Fooladi Hosein, Vu Thi Ngoc Lan, Mathea Miriam, Kirchmair Johannes
Department of Pharmaceutical Sciences, Division of Pharmaceutical Chemistry, Faculty of Life Sciences, University of Vienna, Josef-Holaubek-Platz 2, 1090 Vienna, Austria.
Christian Doppler Laboratory for Molecular Informatics in the Biosciences, Department of Pharmaceutical Sciences, University of Vienna, 1090 Vienna, Austria.
J Chem Inf Model. 2025 Sep 15. doi: 10.1021/acs.jcim.5c00475.
Today, machine learning models are employed extensively to predict the physicochemical and biological properties of molecules. Their performance is typically evaluated on in-distribution (ID) data, i.e., data originating from the same distribution as the training data. However, the real-world applications of such models often involve molecules that are more distant from the training data, necessitating the assessment of their performance on out-of-distribution (OOD) data. In this work, we investigate and evaluate the performance of 14 machine learning models, including classical approaches like random forests, as well as graph neural network (GNN) methods, such as message-passing graph neural networks, across eight data sets using ten splitting strategies for OOD data generation. First, we investigate what constitutes OOD data in the molecular domain for bioactivity and ADMET prediction tasks. In contrast to the common point of view, we show that both classical machine learning and GNN models work well (not substantially different from random splitting) on data split based on Bemis-Murcko scaffolds. Splitting based on chemical similarity clustering (UMAP-based clustering using ECFP4 fingerprints) poses the most challenging task for both types of models. Second, we investigate the extent to which ID and OOD performance have a positive linear relationship. If a positive correlation holds, models with the best performance on the ID data can be selected with the promise of having the best performance on OOD data. We show that the strength of this linear relationship is strongly related to how the OOD data is generated, i.e., which splitting strategies are used for generating OOD data. While the correlation between ID and OOD performance for scaffold splitting is strong (Pearson's ∼ 0.9), this correlation decreases significantly for all the cluster-based splitting (Pearson's ∼ 0.4). Therefore, the relationship can be more nuanced, and a strong positive correlation is not guaranteed for all OOD scenarios. These findings suggest that OOD performance evaluation and model selection should be carefully aligned with the intended application domain.

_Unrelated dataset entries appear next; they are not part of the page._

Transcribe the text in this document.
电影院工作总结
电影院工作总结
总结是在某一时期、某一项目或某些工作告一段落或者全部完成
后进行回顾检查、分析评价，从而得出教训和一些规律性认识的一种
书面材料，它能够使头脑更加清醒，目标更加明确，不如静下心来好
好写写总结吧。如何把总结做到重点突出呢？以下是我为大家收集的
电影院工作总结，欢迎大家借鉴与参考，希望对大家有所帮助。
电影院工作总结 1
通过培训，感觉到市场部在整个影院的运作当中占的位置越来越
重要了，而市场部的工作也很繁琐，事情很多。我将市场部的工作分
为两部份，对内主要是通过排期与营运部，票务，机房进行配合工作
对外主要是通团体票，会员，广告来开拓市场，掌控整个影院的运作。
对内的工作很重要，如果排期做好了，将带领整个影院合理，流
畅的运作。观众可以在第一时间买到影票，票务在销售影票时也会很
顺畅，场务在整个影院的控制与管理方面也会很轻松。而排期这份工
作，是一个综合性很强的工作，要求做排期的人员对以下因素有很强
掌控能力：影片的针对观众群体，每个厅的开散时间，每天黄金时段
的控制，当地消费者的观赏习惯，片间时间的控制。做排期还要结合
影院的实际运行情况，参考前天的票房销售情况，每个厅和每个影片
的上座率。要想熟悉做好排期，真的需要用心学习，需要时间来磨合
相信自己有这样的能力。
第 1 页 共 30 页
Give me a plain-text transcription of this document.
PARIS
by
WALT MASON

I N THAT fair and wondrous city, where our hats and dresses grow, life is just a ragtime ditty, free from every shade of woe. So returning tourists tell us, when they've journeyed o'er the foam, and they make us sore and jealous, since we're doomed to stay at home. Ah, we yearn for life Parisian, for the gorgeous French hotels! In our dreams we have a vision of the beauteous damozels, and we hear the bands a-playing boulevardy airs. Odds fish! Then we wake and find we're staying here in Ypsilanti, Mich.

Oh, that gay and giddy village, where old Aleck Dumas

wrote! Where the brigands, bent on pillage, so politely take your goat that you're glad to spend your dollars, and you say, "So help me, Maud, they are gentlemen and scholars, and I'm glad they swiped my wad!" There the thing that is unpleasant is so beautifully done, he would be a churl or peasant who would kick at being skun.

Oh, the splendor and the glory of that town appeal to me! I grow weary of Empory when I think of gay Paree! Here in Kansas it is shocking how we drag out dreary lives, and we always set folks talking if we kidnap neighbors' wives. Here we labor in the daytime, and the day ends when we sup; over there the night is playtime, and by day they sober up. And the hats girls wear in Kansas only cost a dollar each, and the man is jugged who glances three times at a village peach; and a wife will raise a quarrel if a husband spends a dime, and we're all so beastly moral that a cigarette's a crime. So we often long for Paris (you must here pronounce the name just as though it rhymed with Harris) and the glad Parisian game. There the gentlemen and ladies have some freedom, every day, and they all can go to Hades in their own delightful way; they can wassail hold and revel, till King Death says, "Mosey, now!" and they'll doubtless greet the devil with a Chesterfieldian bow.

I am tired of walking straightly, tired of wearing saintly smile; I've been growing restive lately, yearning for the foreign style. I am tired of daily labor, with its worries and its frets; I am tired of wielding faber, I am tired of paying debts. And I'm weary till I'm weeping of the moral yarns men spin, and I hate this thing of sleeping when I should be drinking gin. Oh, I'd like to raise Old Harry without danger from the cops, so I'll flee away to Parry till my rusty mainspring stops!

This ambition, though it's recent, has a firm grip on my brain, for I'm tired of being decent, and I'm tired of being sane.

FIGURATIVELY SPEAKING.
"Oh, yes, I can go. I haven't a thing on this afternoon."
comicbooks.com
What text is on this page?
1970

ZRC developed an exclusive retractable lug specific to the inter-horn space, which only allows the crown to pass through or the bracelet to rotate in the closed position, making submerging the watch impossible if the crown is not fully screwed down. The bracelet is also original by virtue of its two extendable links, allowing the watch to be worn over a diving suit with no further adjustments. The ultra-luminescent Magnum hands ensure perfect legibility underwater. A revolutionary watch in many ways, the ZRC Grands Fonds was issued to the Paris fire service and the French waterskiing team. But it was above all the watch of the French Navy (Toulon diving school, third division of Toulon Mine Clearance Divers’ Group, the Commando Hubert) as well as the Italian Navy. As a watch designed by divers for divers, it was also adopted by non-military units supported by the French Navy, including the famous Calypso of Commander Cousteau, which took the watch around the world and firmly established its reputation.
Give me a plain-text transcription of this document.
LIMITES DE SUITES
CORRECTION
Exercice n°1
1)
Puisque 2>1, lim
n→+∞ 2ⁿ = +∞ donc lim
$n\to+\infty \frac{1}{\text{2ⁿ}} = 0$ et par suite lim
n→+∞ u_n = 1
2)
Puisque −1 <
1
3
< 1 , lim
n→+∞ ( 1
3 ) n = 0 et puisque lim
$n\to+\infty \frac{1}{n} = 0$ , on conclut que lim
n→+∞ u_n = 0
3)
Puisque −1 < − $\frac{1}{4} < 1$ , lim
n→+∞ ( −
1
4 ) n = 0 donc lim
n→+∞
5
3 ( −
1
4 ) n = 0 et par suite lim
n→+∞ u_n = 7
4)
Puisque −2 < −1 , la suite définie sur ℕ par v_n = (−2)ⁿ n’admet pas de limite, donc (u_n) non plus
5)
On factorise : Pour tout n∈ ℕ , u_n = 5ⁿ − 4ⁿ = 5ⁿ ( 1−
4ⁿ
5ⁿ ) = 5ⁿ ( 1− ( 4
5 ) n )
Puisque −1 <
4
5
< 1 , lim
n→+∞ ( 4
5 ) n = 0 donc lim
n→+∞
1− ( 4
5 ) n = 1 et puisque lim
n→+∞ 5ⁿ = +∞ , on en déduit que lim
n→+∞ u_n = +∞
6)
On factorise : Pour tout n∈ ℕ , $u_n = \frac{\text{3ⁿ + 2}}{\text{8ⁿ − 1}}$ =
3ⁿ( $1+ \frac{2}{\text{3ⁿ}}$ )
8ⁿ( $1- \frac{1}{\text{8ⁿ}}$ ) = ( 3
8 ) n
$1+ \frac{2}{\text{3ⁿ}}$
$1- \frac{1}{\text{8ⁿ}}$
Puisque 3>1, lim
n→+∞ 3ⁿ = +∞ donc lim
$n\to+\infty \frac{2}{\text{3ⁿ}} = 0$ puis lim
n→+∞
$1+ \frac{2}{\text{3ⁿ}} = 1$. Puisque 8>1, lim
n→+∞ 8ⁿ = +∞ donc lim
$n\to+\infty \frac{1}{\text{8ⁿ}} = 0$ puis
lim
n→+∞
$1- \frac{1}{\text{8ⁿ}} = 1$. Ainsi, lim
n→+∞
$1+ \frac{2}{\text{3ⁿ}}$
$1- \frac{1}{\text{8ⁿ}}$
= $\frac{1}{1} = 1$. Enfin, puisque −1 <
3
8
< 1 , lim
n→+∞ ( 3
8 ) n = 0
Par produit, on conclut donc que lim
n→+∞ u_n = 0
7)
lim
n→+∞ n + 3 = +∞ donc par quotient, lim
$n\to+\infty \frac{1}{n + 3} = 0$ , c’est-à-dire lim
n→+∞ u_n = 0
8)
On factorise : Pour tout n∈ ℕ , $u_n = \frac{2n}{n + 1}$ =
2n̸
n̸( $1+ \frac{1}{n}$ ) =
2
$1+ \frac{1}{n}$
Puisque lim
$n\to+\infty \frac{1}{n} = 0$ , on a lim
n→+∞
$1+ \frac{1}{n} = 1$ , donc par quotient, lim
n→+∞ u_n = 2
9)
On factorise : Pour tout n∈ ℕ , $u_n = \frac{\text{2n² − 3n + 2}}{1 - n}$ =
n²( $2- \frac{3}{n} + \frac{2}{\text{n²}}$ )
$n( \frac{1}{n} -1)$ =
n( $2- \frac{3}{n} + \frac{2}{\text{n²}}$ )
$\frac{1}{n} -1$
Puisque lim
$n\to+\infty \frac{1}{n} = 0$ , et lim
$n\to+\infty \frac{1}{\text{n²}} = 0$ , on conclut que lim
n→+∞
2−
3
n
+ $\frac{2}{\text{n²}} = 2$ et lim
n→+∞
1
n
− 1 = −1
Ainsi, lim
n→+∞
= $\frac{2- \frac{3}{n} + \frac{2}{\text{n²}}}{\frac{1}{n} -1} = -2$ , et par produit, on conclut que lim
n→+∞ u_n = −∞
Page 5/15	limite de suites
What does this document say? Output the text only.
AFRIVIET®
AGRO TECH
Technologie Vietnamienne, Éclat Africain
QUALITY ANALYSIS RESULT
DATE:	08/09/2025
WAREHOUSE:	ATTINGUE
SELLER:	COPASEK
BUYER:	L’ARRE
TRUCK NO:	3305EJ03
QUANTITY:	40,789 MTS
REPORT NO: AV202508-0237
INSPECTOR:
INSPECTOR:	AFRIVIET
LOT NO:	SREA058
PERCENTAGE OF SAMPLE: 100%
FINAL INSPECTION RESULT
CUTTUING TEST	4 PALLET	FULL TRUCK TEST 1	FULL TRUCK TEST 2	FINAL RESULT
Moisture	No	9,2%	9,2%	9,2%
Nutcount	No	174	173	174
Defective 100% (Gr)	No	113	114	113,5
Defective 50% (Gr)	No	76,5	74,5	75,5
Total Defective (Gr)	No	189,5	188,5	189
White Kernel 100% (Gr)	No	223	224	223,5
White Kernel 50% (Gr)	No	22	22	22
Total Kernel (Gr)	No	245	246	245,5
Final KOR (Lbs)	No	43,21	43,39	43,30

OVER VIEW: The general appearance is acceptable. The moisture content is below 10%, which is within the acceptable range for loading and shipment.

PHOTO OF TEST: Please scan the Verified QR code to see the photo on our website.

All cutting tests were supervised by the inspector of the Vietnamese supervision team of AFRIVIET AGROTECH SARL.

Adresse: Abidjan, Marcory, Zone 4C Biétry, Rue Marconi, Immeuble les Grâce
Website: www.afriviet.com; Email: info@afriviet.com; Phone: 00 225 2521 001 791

如今,机器学习模型被广泛用于预测分子的物理化学和生物学性质。其性能通常在分布内(ID)数据上进行评估,即源自与训练数据相同分布的数据。然而,此类模型在现实世界中的应用往往涉及与训练数据差异较大的分子,因此有必要评估它们在分布外(OOD)数据上的性能。在这项工作中,我们研究并评估了14种机器学习模型的性能,包括随机森林等经典方法,以及图神经网络(GNN)方法,如消息传递图神经网络,使用十种用于生成OOD数据的分割策略,跨越八个数据集进行评估。首先,我们研究在生物活性和ADMET预测任务的分子领域中,什么构成了OOD数据。与普遍观点不同,我们表明,基于Bemis-Murcko骨架进行数据分割时,经典机器学习模型和GNN模型都表现良好(与随机分割没有实质性差异)。基于化学相似性聚类(使用ECFP4指纹的基于UMAP的聚类)进行分割对这两种类型的模型来说都是最具挑战性的任务。其次,我们研究ID性能和OOD性能在多大程度上具有正线性关系。如果存在正相关关系,那么可以选择在ID数据上表现最佳的模型,有望在OOD数据上也具有最佳性能。我们表明,这种线性关系的强度与OOD数据的生成方式密切相关,即用于生成OOD数据的分割策略。虽然基于骨架分割的ID性能和OOD性能之间的相关性很强(皮尔逊相关系数约为0.9),但对于所有基于聚类的分割,这种相关性会显著降低(皮尔逊相关系数约为0.4)。因此,这种关系可能更加微妙,并非所有OOD场景都能保证有很强的正相关关系。这些发现表明,OOD性能评估和模型选择应与预期的应用领域仔细匹配。